The vessel was subsequently allocated by USSB to Mississippi Shipping Company to serve on their Gulf to United Kingdom route. The vessel left Philadelphia at the end of September for loading at New Orleans arriving at her destination on October 3. Agawam departed Port Eads with a cargo of barley on October 13 bound for Hull. While en route she received a distress call from Norwegian steamer SS Seypen who lost her propeller shaft and was drifting helplessly. Agawam came to her rescue and after a day long struggle in heavy gale a tow line was finally put aboard the stricken steamer who was then towed into St. Michael's on October 31. Agawam was then able to continue her voyage arriving in England on November 12. After unloading her cargo she sailed from England back to United States on December 17 but was forced to put in into Harwich with damaged rudder six days later. After finalizing the repairs the ship proceeded to Barry and from there to Gibraltar with a cargo of coal. Agawam departed for North America in mid-April and arrived in New Orleans on 16 May 1920. The freighter conducted two more trips to England during the course of 1920 on behalf of the Mississippi Shipping Co. In February 1921 she made one trip from New Orleans and Charleston to Salonika returning to Savannah in early May 1921. On her next trip Agawam left Savannah on June 8 loaded with 7,866 bales of cotton bound for Liverpool but was forced to put in into Hampton Roads with engine problems ten days later. The freighter then caught fire which was quickly extinguished with the help of three fire tugs. The vessel and her cargo were subsequently libeled for for assistance rendered during fire by tugs' owners and detained in port pending court action. After United States Supreme Court ruled the vessel and her cargo were to be released, and an assessment determined it was safe for the ship to travel, Agawam sailed out from Norfolk on June 26. Agawam conducted one more trip to England from New Orleans in early September returning to Norfolk on October 22. The vessel was then returned to the Shipping Board as overabundance of available tonnage and scarcity of cargo forced many shipping companies to significantly downsize their fleets. Agawam was moored with many other vessels in James River and eventually became part of the Reserve Fleet managed by EFC.

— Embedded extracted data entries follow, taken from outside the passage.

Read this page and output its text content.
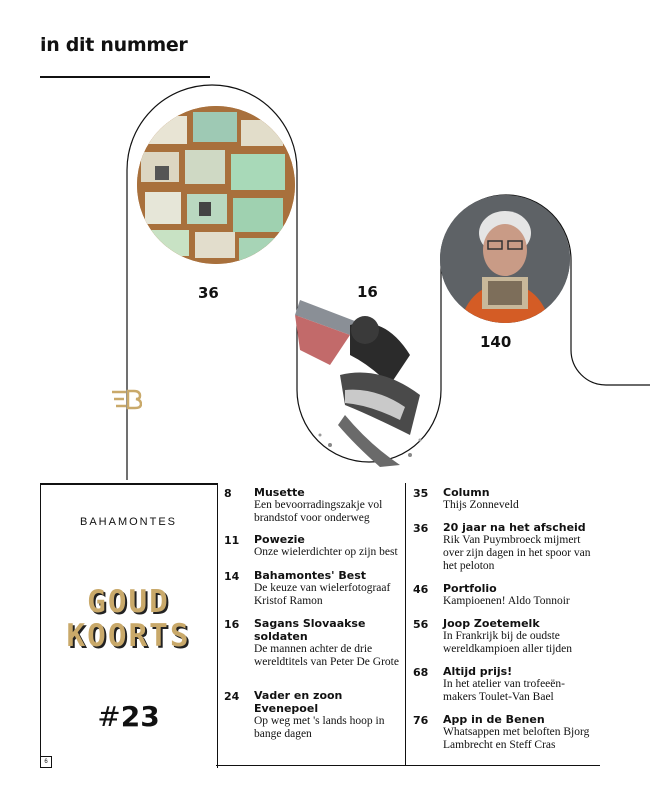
in dit nummer
36	16
140
BAHAMONTES
GOUD
KOORTS
#23
6
8	Musette
Een bevoorradingszakje vol brandstof voor onderweg
11	Powezie
Onze wielerdichter op zijn best
14	Bahamontes' Best
De keuze van wielerfotograaf Kristof Ramon
16	Sagans Slovaakse soldaten
De mannen achter de drie wereldtitels van Peter De Grote
24	Vader en zoon Evenepoel
Op weg met 's lands hoop in bange dagen
35	Column
Thijs Zonneveld
36	20 jaar na het afscheid
Rik Van Puymbroeck mijmert over zijn dagen in het spoor van het peloton
46	Portfolio
Kampioenen! Aldo Tonnoir
56	Joop Zoetemelk
In Frankrijk bij de oudste wereldkampioen aller tijden
68	Altijd prijs!
In het atelier van trofeeën-makers Toulet-Van Bael
76	App in de Benen
Whatsappen met beloften Bjorg Lambrecht en Steff Cras
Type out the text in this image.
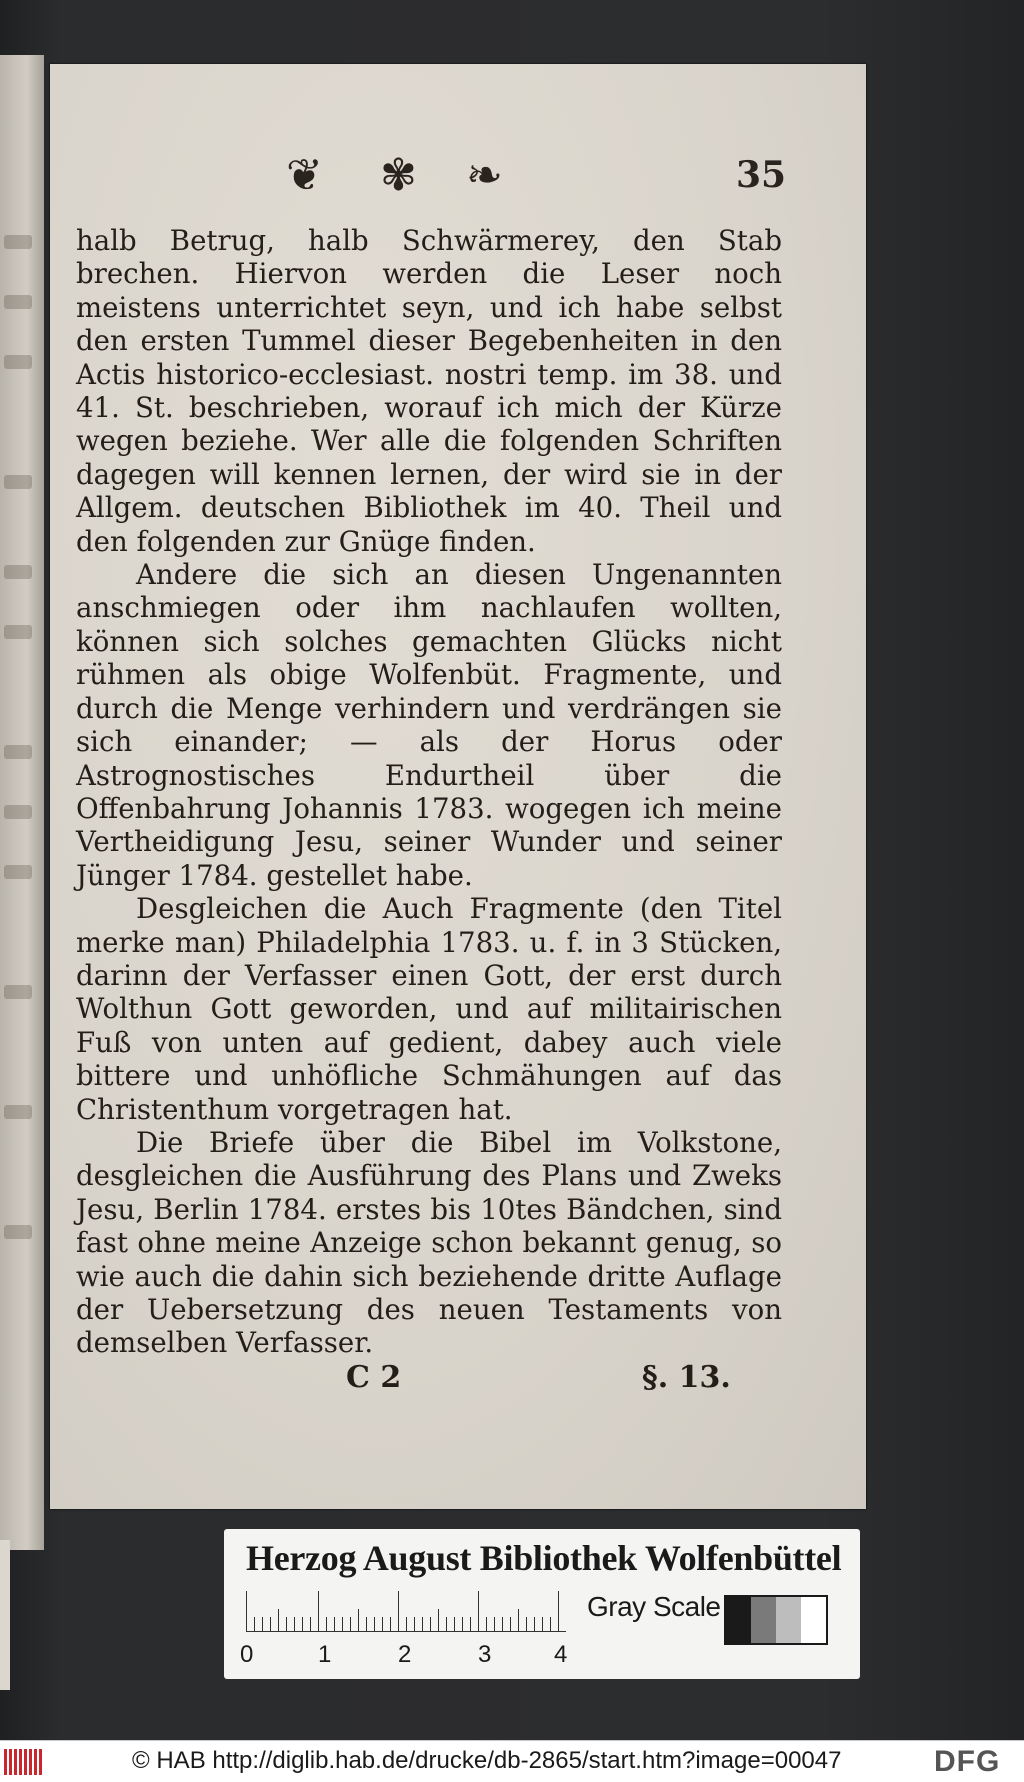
❦ ✾ ❧	35

halb Betrug, halb Schwärmerey, den Stab brechen. Hiervon werden die Leser noch meistens unterrichtet seyn, und ich habe selbst den ersten Tummel dieser Begebenheiten in den Actis historico-ecclesiast. nostri temp. im 38. und 41. St. beschrieben, worauf ich mich der Kürze wegen beziehe. Wer alle die folgenden Schriften dagegen will kennen lernen, der wird sie in der Allgem. deutschen Bibliothek im 40. Theil und den folgenden zur Gnüge finden.

Andere die sich an diesen Ungenannten anschmiegen oder ihm nachlaufen wollten, können sich solches gemachten Glücks nicht rühmen als obige Wolfenbüt. Fragmente, und durch die Menge verhindern und verdrängen sie sich einander; — als der Horus oder Astrognostisches Endurtheil über die Offenbahrung Johannis 1783. wogegen ich meine Vertheidigung Jesu, seiner Wunder und seiner Jünger 1784. gestellet habe.

Desgleichen die Auch Fragmente (den Titel merke man) Philadelphia 1783. u. f. in 3 Stücken, darinn der Verfasser einen Gott, der erst durch Wolthun Gott geworden, und auf militairischen Fuß von unten auf gedient, dabey auch viele bittere und unhöfliche Schmähungen auf das Christenthum vorgetragen hat.

Die Briefe über die Bibel im Volkstone, desgleichen die Ausführung des Plans und Zweks Jesu, Berlin 1784. erstes bis 10tes Bändchen, sind fast ohne meine Anzeige schon bekannt genug, so wie auch die dahin sich beziehende dritte Auflage der Uebersetzung des neuen Testaments von demselben Verfasser.

C 2	§. 13.
Herzog August Bibliothek Wolfenbüttel
0	1	2	3	4
Gray Scale
© HAB http://diglib.hab.de/drucke/db-2865/start.htm?image=00047	DFG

In order to further alleviate the problem of excessive available tonnage, USSB developed a plan in early part of 1925 to scrap a large number of smaller vessels in their possession. In early June 1925 USSB started collecting bids to scrap 200 ships, mostly Lake-type, with deadweight under or about 5,000. Many bids were entered, but eventually USSB accepted the bid by the Ford Motor Company for . The offer was formally accepted by the Shipping Board in August and after further negotiations with Ford Motor Co. the deal was struck in October 1925. Agawam was part of these negotiations and was broken up for scrap at some point in 1926.